- The paper presents OneTwoVLA, a unified model that integrates adaptive reasoning with action execution to improve task performance.
- It employs dual modes—reasoning for decision points and acting for execution—to enhance long-horizon planning and error recovery.
- Experimental results show a 30% success rate improvement over baselines in complex real-world and simulated task scenarios.
OneTwoVLA: A Unified Vision-Language-Action Model with Adaptive Reasoning
Introduction
The development of general-purpose robots capable of executing diverse tasks in unstructured environments necessitates the seamless integration of reasoning and acting capabilities. Traditional approaches, which bifurcate high-level cognitive reasoning from low-level physical execution, often face the challenge of latency and miscommunication between the separate systems. "OneTwoVLA: A Unified Vision-Language-Action Model with Adaptive Reasoning" introduces OneTwoVLA, a single unified model that synergistically handles both reasoning and acting tasks, addressing the limitations of previous separated frameworks.
OneTwoVLA employs a novel architecture capable of adaptively switching modes between reasoning and acting, thus enhancing task execution efficiency and decision-making accuracy. The model is systematically trained on a robust dataset that combines real-world robot demonstrations with large-scale, synthesized vision-language data enriched with reasoning-focused content, aiming to bolster the model’s generalization across varied scenarios.
Figure 1: Overview. OneTwoVLA is a single unified vision-language-action model capable of both reasoning and acting. Crucially, OneTwoVLA can adaptively reason at critical moments during execution (e.g., upon completing subtasks, detecting errors, or requiring human inputs), while generating actions at other times.
Methodology
OneTwoVLA’s methodology is centered on its dual-mode operation: reasoning mode and acting mode. The reasoning mode is triggered at key decision points, such as when encountering errors or completing subtasks, where the model generates detailed textual reasoning outputs. Acting mode involves executing actions based on the latest reasoning, aiming for efficient task completion without unnecessary delays.

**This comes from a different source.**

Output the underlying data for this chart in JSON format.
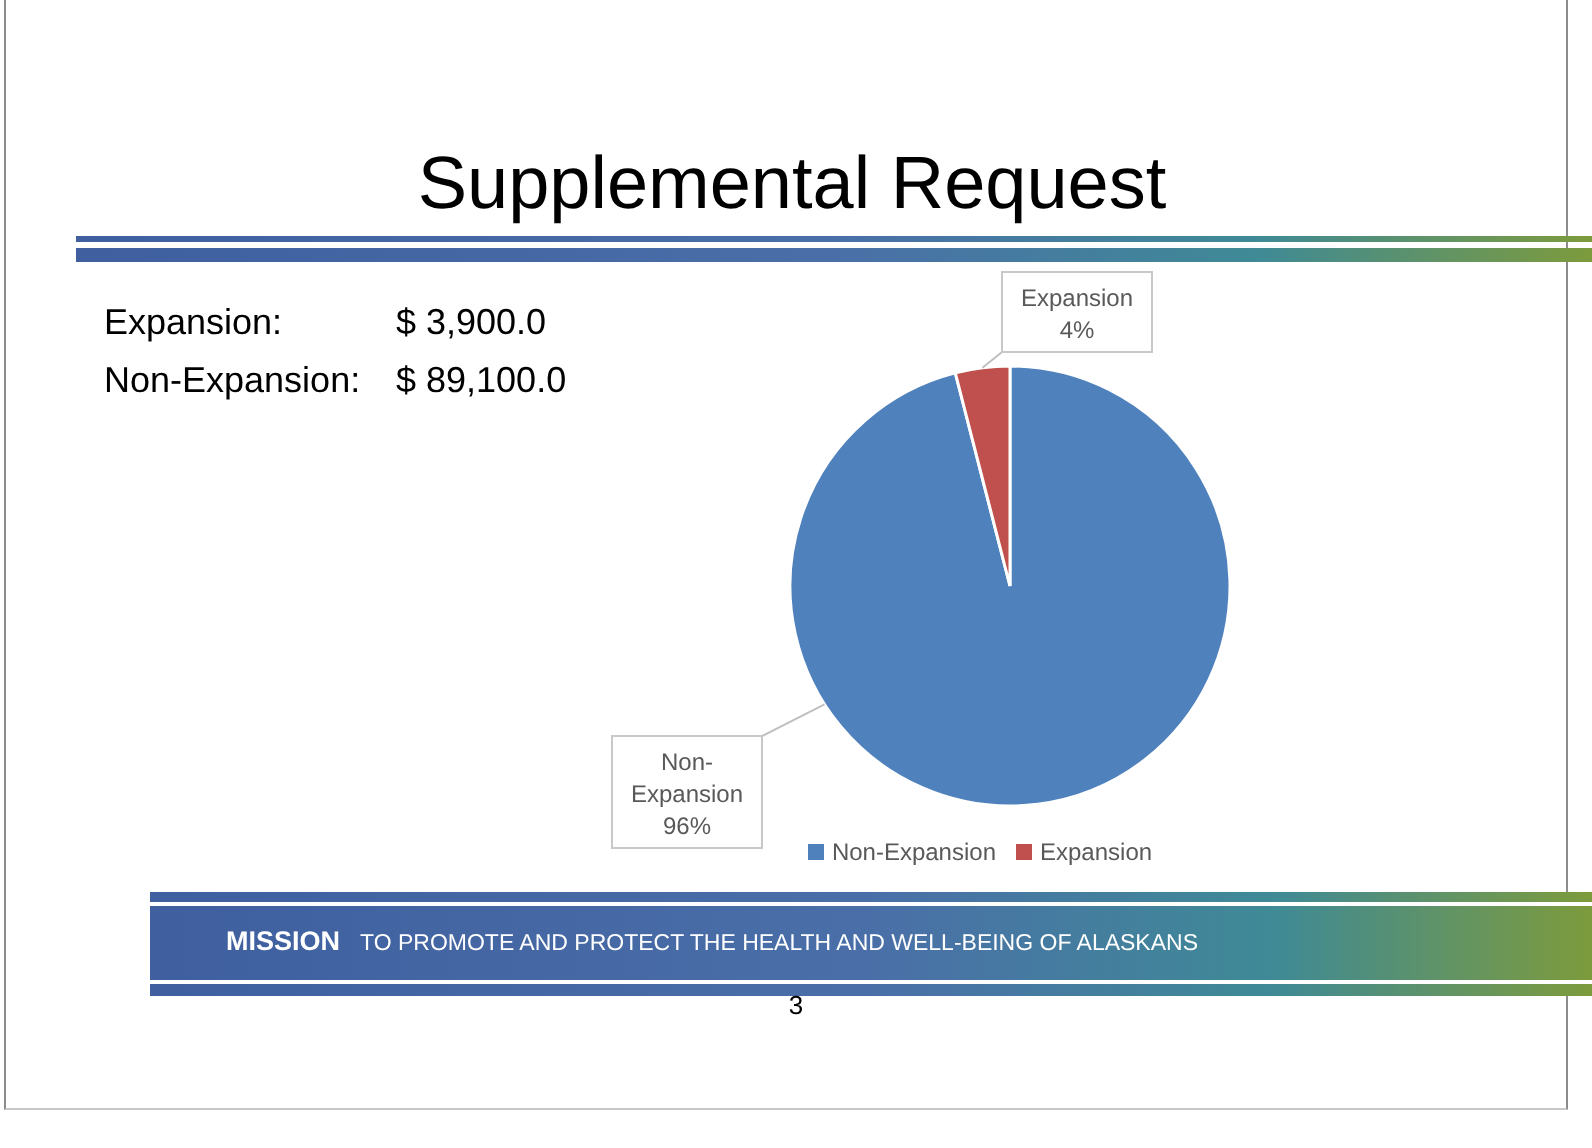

A sophisticated pipeline for data synthesis has been developed to train OneTwoVLA, featuring synthetic vision-language data that mimics intricate task environments and requirements. This pipeline includes intricate scene descriptions and task plans, enabling the model to handle long-horizon tasks and adapt to unforeseen conditions effectively.
Figure 2: Left. Example of robot data with reasoning content. The reasoning content comprises a scene description, a high-level plan, a historical summary, and the next-step instruction. Right. Examples of synthetic embodied reasoning-centric vision-language data.
Experimental Results
Through real-world and simulated experiments, OneTwoVLA has demonstrated superior capability in long-horizon task planning, error recovery, human-robot interaction, and visual grounding compared to both traditional VLA models and dual-system approaches. The model achieves an overall success rate increase of up to 30% over baseline models in complex task scenarios, attributable to its unified architecture and data-driven training approach.
In the evaluation of long-horizon tasks, OneTwoVLA consistently formulated accurate task plans and dynamically adjusted actions upon receiving execution feedback. The model exhibited exemplary performance in error detection, promptly devising and executing corrective strategies that support uninterrupted task progress.
Figure 3: Task illustrations and reasoning examples. In the three leftmost columns, we present three challenging, long-horizon manipulation tasks. Completing these tasks requires not only planning abilities but also error detection and recovery capabilities, as well as the ability to interact naturally with humans.
Discussion
OneTwoVLA’s performance underscores the potential of a unified architecture that seamlessly integrates reasoning and acting capabilities. This convergence promises reduced latency and improved adaptability, critical for deployment in real-world dynamic environments. The synthesized vision-language data play a pivotal role in enhancing the model's understanding and generalization, signifying the importance of diverse, high-quality training datasets.
Future explorations could further exploit reinforcement learning techniques to supplement supervised reasoning content, potentially advancing the model's autonomous reasoning capabilities. Moreover, the exploration of asynchronous models that allow concurrent reasoning and physical execution could further optimize OneTwoVLA's efficiency, particularly beneficial in time-sensitive applications.
Conclusion
The OneTwoVLA model sets a new standard in robotic systems by effectively merging cognitive reasoning with reactive physical capabilities. Its adaptive framework not only enhances computational efficiency but also paves the way for more intuitive and resilient human-robot collaborations. The success of OneTwoVLA highlights the importance of unified model architectures and comprehensive data ecosystems in driving the next generation of intelligent robotic systems.